Oscar fever is here and nowhere is it more evident than in the US of A.
Oscar nominations and the subsequent ad blitz in the media mean hotter box-office hits across North America, and in many other countries. While The Departed sprang to life, Water began flooding the DVD stores to the tune of Dreamgirls.
There wasn't any film that did not benefit from the major Oscar nominations last week.
Deepa Mehta's Water had grossed about $1 million (a modest figure) on DVD before the Oscar nominations were announced. Now, the film stands to earn much more. Apart from the audio commentary by Mehta, the official DVD also includes behind-the-scenes shots of the shoot in Sri Lanka.
Films, which had exited theatres a long time ago, made their comeback in DVD, which saw sales on the upswing. While several films such as the political fantasy from Mexico Pan's Labyrinth, saw a 20 per cent boost in their weekend gross figures, some like the heart-felt musical tragedy Dreamgirls, saw only a moderate drop. But for the Oscar nominations, the film would have gone down by about 35 per cent.
Pan's Labyrinth, which jumped from 609 to 823 sites, grossed an estimated $4.5 million equalling its gross from last weekend. Nominated in six categories, including the best foreign film and best original screenplay, the film poses a powerful challenge to Water. The British docudrama The Queen, too did royal business, grossing $4 million and reaching $41.2 million.
Best picture nominee The Departed had a wide re-release and pocketed a healthy $3 million, reaching a total of $129 million.
The Oscar season also saved Clint Eastwood's Japanese-language war drama, Letters From Iwo Jima, from fading into oblivion. After grossing a measly $3 million in America, the film, which took $12 million to make, is quite a hit in Japan, grossing almost $50 million. Now, the film is slowly gaining attention across America grossing $5 million.
The golden statuette has even cast it's benign glow on the classics. Studios have cashed on the Oscar fever to capitalise on the recent DVD box sets that feature old Oscar classics.
The pride of the place in bookstores and DVD shops goes to Elizabeth Taylor, Richard Burton Film Collection DVD box set that was released a few weeks ago. The box comes with two must-see films, Who's Afraid of Virginia Woolf? (winner of five Oscars) and The VIPs. The Sandpiper and The Comedians are the other two films from the set.
Elizabeth Taylor won the best actress while Sandy Dennis won the supporting actress award for their roles in Who's Afraid, which was based on Edward Albee's blistering drama about dysfunctional marriages. The film also won three technical awards.
The 40th anniversary two-disc special edition also has two new documentaries and commentaries by director Mike Nichols and cinematographer Haskell Wexler. Besides this, there is a vintage Nichols interview and a screen test segment involving Sandy Dennis.

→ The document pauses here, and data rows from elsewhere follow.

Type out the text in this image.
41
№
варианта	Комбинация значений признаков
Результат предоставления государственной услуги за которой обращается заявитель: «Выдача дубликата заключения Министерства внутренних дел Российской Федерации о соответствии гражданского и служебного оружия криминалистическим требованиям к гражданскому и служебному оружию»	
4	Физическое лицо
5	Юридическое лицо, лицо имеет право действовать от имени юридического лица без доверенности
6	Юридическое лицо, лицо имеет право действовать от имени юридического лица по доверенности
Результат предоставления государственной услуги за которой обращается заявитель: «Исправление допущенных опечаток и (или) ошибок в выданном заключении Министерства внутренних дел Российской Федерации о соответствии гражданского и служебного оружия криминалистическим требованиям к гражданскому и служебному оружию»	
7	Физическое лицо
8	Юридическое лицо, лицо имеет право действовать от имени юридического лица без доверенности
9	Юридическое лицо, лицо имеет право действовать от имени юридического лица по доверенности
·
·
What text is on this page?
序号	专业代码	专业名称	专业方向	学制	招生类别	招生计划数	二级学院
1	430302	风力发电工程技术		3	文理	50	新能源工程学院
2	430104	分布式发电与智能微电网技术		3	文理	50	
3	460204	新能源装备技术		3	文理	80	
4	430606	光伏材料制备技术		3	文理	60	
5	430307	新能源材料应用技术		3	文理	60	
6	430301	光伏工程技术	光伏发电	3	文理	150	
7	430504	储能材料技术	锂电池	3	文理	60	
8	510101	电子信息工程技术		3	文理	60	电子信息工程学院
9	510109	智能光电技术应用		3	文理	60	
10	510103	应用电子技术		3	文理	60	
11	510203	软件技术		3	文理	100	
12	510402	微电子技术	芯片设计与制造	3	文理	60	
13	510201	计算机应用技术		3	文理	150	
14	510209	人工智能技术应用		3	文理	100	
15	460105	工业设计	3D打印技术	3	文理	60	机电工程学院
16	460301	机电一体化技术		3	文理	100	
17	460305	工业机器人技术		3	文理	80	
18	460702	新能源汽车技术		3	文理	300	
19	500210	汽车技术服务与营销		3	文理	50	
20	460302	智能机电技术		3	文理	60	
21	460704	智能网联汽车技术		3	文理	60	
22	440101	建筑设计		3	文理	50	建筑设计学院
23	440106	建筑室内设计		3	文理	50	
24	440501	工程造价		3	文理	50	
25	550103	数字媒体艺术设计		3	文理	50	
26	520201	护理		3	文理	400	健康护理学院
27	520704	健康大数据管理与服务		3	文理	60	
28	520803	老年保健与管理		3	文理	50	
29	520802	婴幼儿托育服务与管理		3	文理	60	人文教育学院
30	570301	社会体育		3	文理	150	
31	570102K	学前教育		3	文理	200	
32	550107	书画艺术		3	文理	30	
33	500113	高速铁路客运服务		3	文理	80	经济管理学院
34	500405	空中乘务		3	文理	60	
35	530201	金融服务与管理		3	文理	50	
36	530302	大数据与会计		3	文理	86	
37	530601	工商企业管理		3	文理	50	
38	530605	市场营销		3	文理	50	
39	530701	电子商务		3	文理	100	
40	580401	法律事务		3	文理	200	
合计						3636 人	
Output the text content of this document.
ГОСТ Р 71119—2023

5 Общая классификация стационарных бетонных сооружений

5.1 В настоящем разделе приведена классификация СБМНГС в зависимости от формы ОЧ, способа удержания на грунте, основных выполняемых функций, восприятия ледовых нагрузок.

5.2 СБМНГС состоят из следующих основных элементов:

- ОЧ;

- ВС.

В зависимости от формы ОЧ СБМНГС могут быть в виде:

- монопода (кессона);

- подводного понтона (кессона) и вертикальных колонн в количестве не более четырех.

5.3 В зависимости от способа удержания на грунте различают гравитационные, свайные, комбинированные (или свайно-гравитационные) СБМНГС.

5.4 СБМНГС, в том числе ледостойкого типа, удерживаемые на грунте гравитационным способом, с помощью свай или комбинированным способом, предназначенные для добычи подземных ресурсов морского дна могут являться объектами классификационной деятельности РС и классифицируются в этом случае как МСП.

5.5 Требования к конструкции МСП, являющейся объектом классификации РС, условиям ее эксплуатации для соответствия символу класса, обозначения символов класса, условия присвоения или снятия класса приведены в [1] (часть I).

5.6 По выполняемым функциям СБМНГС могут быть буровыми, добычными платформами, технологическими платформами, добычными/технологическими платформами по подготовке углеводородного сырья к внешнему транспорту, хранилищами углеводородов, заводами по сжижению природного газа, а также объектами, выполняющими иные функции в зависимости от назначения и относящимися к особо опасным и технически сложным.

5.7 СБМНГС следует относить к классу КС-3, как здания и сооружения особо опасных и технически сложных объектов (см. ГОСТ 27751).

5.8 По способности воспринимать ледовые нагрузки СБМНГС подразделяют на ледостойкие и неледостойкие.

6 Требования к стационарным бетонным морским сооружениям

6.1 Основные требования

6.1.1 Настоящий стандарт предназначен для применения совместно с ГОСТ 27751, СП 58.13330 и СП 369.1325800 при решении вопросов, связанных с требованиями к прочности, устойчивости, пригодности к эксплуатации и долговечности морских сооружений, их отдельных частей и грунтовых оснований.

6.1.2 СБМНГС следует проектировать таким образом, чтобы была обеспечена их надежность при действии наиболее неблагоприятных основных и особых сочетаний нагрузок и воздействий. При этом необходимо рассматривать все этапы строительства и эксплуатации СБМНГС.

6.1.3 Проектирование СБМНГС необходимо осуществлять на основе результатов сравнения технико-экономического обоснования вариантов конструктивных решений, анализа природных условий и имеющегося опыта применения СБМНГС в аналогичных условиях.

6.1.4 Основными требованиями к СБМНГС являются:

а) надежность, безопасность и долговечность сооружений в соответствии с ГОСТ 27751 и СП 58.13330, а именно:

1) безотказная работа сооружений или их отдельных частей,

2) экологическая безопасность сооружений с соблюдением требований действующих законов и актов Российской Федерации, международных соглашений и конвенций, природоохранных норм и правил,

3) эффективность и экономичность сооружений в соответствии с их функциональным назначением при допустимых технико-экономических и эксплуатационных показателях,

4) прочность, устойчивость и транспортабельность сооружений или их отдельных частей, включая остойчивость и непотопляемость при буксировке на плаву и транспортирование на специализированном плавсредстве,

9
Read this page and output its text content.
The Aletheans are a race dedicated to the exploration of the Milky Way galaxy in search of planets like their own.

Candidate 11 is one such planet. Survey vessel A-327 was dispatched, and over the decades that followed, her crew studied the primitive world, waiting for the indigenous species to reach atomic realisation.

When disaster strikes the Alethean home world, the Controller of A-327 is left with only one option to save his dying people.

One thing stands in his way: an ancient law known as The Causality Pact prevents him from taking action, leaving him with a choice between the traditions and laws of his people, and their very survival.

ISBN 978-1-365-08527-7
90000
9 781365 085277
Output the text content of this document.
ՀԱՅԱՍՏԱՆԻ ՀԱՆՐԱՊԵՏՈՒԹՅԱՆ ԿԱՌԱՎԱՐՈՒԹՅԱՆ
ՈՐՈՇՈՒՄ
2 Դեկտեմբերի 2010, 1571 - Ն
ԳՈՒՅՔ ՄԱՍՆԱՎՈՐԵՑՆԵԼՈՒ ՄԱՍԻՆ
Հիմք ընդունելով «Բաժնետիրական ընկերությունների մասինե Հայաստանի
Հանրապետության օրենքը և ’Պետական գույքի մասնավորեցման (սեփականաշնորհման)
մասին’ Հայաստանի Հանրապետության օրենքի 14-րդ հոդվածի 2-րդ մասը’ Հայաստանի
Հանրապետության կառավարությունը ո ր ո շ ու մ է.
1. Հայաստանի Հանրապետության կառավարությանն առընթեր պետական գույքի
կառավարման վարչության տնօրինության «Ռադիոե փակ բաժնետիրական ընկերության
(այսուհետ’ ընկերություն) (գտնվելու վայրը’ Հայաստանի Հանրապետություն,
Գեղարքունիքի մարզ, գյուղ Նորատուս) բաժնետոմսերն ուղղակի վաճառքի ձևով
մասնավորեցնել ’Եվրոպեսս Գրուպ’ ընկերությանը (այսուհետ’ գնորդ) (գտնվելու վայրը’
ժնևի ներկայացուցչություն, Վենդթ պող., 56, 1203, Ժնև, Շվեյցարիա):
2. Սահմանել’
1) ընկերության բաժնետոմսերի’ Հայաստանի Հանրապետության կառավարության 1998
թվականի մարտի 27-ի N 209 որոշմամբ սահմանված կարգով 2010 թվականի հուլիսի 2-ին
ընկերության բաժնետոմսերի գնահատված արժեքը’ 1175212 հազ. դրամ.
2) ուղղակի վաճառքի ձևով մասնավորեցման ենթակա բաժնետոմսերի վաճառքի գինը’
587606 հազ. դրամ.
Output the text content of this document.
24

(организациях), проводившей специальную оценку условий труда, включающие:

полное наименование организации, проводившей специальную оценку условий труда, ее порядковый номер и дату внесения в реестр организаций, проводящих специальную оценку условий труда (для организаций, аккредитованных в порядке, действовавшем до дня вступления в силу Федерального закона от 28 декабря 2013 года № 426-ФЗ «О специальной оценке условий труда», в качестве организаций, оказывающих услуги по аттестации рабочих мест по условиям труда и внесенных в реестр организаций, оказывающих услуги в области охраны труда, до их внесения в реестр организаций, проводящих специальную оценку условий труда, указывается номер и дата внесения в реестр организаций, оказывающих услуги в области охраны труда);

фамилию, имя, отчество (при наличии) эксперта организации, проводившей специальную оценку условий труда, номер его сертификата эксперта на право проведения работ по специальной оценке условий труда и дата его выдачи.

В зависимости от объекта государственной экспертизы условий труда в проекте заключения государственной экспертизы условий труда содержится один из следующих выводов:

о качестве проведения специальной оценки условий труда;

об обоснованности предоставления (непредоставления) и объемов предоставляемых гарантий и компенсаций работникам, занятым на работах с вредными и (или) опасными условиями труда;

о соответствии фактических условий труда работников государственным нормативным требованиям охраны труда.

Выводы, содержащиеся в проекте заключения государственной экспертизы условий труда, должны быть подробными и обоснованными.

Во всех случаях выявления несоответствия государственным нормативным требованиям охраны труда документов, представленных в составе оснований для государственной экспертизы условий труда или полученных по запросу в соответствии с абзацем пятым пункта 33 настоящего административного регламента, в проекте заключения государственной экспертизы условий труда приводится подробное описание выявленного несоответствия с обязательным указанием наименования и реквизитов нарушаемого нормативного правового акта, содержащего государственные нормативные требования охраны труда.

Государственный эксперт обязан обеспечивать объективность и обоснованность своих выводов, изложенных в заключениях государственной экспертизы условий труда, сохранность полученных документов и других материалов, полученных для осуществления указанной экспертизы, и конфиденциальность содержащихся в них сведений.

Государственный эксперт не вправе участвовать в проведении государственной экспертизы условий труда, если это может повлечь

The VIPs is not in the same league as Who's Afraid, yet the pleasure of watching its formidable cast that includes Orson Welles and Maggie Smith, is unparallel. The film centers on jet-setters awaiting London departure but are grounded by fog.
One should not forget Margaret Rutherford, who won an Oscar for best supporting actress.
A story of adultery and commitment complications, The Sandpiper starred Burton as a church minister, who is conflicted between his love for his wife (an excellent Eva Marie Saint) and his wife (a decent Taylor).
In The Comedians, based on a Graham Greene international bestseller set in the despotic Haiti of Papa Doc, there are serious questions about the attitude of the West towards a dictatorial third world country. It is also a film that asks tough questions about altruism and political involvement.
Though the film drags quite a bit, its gallery of stars including Alec Guinness and Peter Ustinov bring to it quite a bit of tension and weight.
However, if you want something more current, the low budget independent hit Little Miss Sunshine will do the trick. This story of a dysfunctional family on the road is a sort of film that grows on you.